In una campagna elettorale che si avvicina al ballottaggio e dove ogni presenza pesa quanto un endorsement, a far discutere nelle ultime ore non sono stati soltanto i contenuti dei comizi di Giovanni Legnini in Piazza Vico e di Cristiano Sicari a Piazzale Marconi, ma anche alcuni incontri avvenuti lontano dai palchi.
Lungo Corso Marrucino e a ridosso di Piazza Vico, luogo scelto per il comizio di Giovanni Legnini, diversi presenti avrebbero notato l’onorevole Luciano D’Alfonso, ex presidente della Regione e storico protagonista della politica abruzzese. Il politico pescarese e’ stato visto dialogare a lungo con Legnini e alcuni candidati e rappresentanti delle liste che lo sostengono, in conversazioni che non sono sfuggite agli osservatori più attenti.

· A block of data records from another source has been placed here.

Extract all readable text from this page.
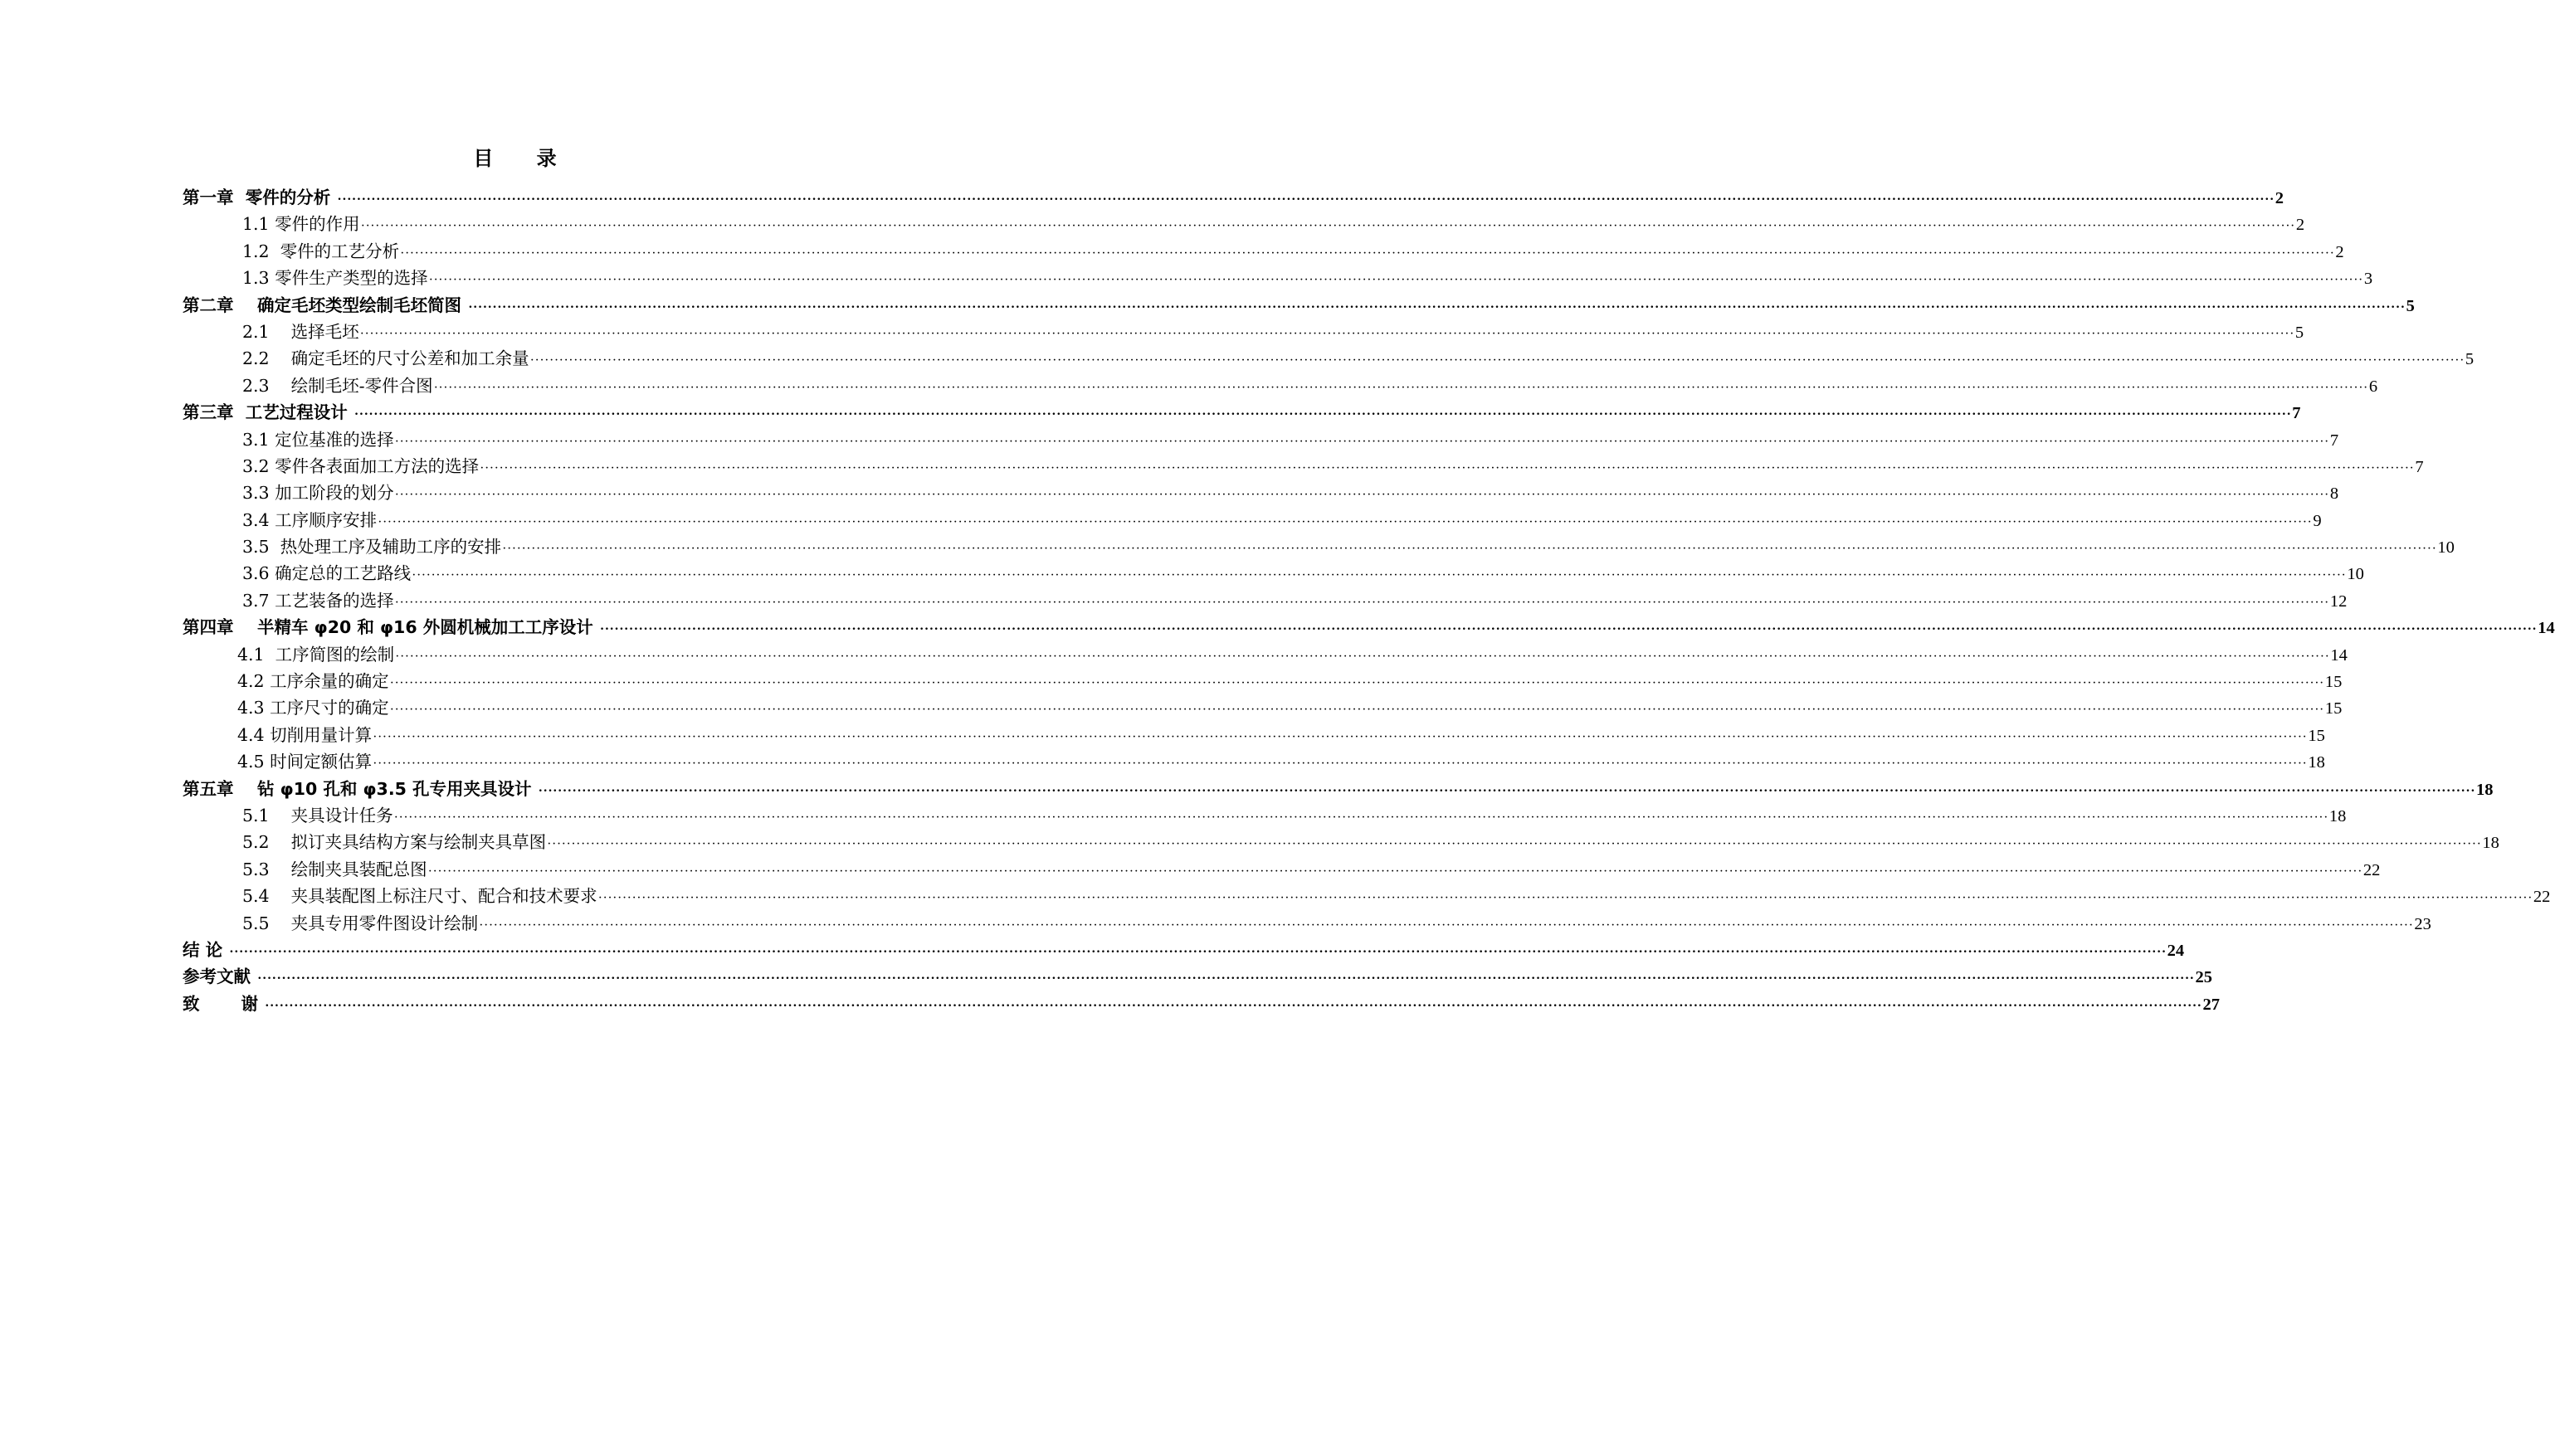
目 录
第一章  零件的分析 ················································································································································································································································································································································································································ 2
1.1 零件的作用 ················································································································································································································································································································································································································ 2
1.2  零件的工艺分析 ················································································································································································································································································································································································································ 2
1.3 零件生产类型的选择 ················································································································································································································································································································································································································ 3
第二章    确定毛坯类型绘制毛坯简图 ················································································································································································································································································································································································································ 5
2.1    选择毛坯 ················································································································································································································································································································································································································ 5
2.2    确定毛坯的尺寸公差和加工余量 ················································································································································································································································································································································································································ 5
2.3    绘制毛坯-零件合图 ················································································································································································································································································································································································································ 6
第三章  工艺过程设计 ················································································································································································································································································································································································································ 7
3.1 定位基准的选择 ················································································································································································································································································································································································································ 7
3.2 零件各表面加工方法的选择 ················································································································································································································································································································································································································ 7
3.3 加工阶段的划分 ················································································································································································································································································································································································································ 8
3.4 工序顺序安排 ················································································································································································································································································································································································································ 9
3.5  热处理工序及辅助工序的安排 ················································································································································································································································································································································································································ 10
3.6 确定总的工艺路线 ················································································································································································································································································································································································································ 10
3.7 工艺装备的选择 ················································································································································································································································································································································································································ 12
第四章    半精车 φ20 和 φ16 外圆机械加工工序设计 ················································································································································································································································································································································································································ 14
4.1  工序简图的绘制 ················································································································································································································································································································································································································ 14
4.2 工序余量的确定 ················································································································································································································································································································································································································ 15
4.3 工序尺寸的确定 ················································································································································································································································································································································································································ 15
4.4 切削用量计算 ················································································································································································································································································································································································································ 15
4.5 时间定额估算 ················································································································································································································································································································································································································ 18
第五章    钻 φ10 孔和 φ3.5 孔专用夹具设计 ················································································································································································································································································································································································································ 18
5.1    夹具设计任务 ················································································································································································································································································································································································································ 18
5.2    拟订夹具结构方案与绘制夹具草图 ················································································································································································································································································································································································································ 18
5.3    绘制夹具装配总图 ················································································································································································································································································································································································································ 22
5.4    夹具装配图上标注尺寸、配合和技术要求 ················································································································································································································································································································································································································ 22
5.5    夹具专用零件图设计绘制 ················································································································································································································································································································································································································ 23
结 论 ················································································································································································································································································································································································································ 24
参考文献 ················································································································································································································································································································································································································ 25
致       谢 ················································································································································································································································································································································································································ 27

Fin qui nulla di straordinario. Se non fosse che D’Alfonso è da sempre associato al progetto della cosiddetta “Grande Pescara”, un disegno amministrativo che, secondo i suoi critici, rischierebbe di mettere in secondo piano la città di Chieti o quantomeno di ridimensionarne il peso politico e istituzionale all’interno dell’area metropolitana Chieti-Pescara. Una prospettiva che torna inevitabilmente sullo sfondo proprio mentre Chieti si appresta a scegliere il proprio sindaco.
Coincidenza o semplice presenza istituzionale? La domanda ha iniziato a circolare tra i presenti già durante la serata. Del resto, in politica le apparizioni pubbliche raramente sono casuali, soprattutto quando avvengono a pochi giorni da un appuntamento elettorale decisivo. E se da una parte non sono arrivate dichiarazioni ufficiali sul significato della presenza dell’ex governatore, dall’altra c’è chi legge quell’immagine come il segnale di un interesse che va oltre il perimetro comunale.
I bene informati invitano alla prudenza, ma il retroscena continua ad alimentare il dibattito. Perché vedere uno dei principali sostenitori del progetto della Grande Pescara confrontarsi con Legnini e alcuni esponenti della sua coalizione proprio nel cuore della campagna per il ballottaggio è un dettaglio che difficilmente passa inosservato. E in una partita che si gioca anche sui simboli e sui messaggi non dichiarati, ogni fotografia può raccontare molto più di quanto venga detto dal palco.